Mais ce plan, en l’état, n’est qu’un projet qui doit être adopté par les États. C’est le volet politique de l’affaire. Ne l’oublions pas, il a fallu l’initiative franco-allemande du plan Macron-Merkel, le 18 mai, pour que s’enclenche la dynamique européenne. C’est l’acceptation par Angela Merkel de la mutualisation des dettes publiques européennes refusée par l’Allemagne jusque-là, qui a changé la donne. En se ralliant à l’idée de transferts budgétaires entre États, la chancelière a quitté le camp des « frugaux » à la grande satisfaction des pays du sud.

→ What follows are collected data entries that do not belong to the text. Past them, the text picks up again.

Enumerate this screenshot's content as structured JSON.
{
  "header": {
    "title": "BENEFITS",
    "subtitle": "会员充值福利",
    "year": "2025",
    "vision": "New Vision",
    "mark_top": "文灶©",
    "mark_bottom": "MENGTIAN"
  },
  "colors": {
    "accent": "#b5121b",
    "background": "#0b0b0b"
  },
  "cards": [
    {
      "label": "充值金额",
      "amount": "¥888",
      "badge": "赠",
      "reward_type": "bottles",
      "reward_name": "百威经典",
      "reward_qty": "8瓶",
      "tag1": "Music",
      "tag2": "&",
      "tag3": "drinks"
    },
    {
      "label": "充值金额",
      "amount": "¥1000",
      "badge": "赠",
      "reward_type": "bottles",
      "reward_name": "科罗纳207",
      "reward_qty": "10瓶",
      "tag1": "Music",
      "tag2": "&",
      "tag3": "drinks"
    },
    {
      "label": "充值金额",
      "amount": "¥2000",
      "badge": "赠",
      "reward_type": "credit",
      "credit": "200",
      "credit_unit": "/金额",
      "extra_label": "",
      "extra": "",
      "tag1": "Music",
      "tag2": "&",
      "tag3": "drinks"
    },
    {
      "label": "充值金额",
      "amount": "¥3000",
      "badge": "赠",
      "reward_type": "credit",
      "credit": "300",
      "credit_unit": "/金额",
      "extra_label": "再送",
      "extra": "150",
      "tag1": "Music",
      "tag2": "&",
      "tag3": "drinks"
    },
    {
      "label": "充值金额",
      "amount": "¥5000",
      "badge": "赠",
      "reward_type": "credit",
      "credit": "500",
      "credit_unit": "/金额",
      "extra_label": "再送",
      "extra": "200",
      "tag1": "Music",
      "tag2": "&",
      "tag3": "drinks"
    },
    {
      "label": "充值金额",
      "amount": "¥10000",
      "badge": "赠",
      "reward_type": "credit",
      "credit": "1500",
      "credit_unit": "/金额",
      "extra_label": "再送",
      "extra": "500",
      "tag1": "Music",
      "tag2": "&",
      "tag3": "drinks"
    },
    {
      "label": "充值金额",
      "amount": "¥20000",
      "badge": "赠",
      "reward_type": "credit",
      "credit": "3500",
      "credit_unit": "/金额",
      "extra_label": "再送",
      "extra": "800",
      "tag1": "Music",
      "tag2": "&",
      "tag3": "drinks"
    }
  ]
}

Mais unanimité oblige, la Commission va devoir convaincre les pays hostiles aux transferts massifs (Autriche, Pays-Bas, Danemark et Suède) et rassurer les pays inquiets, notamment d’Europe centrale et orientale quant au maintien des fonds de cohésion. Le plan de relance européenne y travaille. Comme le réclament les premiers, les transferts aux pays bénéficiaires seraient assortis de conditions : plan d’investissements et de réformes compatible avec les priorités de la Commission européenne en terme de transition écologique et numérique et prise en compte des recommandations annuelles de la Commission en terme de réformes structurelles visant à améliorer la compétitivité de ces pays. Pour satisfaire les seconds, le maintien et même une augmentation des fonds de cohésion de quelque 55 milliards € entre aujourd’hui et 2022 sont envisagés.

Moyennant quoi, les pays les plus affectés par la pandémie, pourront prétendre à l’enveloppe de subventions octroyées : pour l’Italie, 82 milliards €, l’Espagne 77 milliards €, la France 39 milliards, la Pologne 38, l’Allemagne 29 et à celle des prêts pré-alloués dont 91 milliards pour l’Italie, 63 pour l’Espagne, 26 milliards pour la Pologne etc.[3]

Pour ce plan de relance et de solidarité, la messe n’est pas encore dite et nous saurons dans quelques semaines (mi-juillet) si la crise du Covid-19 a, comme l’annoncent certains analystes, provoqué un tournant fédéraliste de l’Union.

 


[1] L’Union européenne à l’épreuve de l’épidémie du coronavirus, lettre d’information n° 38, avril 2020.

[2] Près de 80 % des financements du plan de relance leur seront consacrés.

[3] Pour une répartition par pays exhaustive des montants pré-alloués estimés,  voir Le Monde, 16 juin 2020.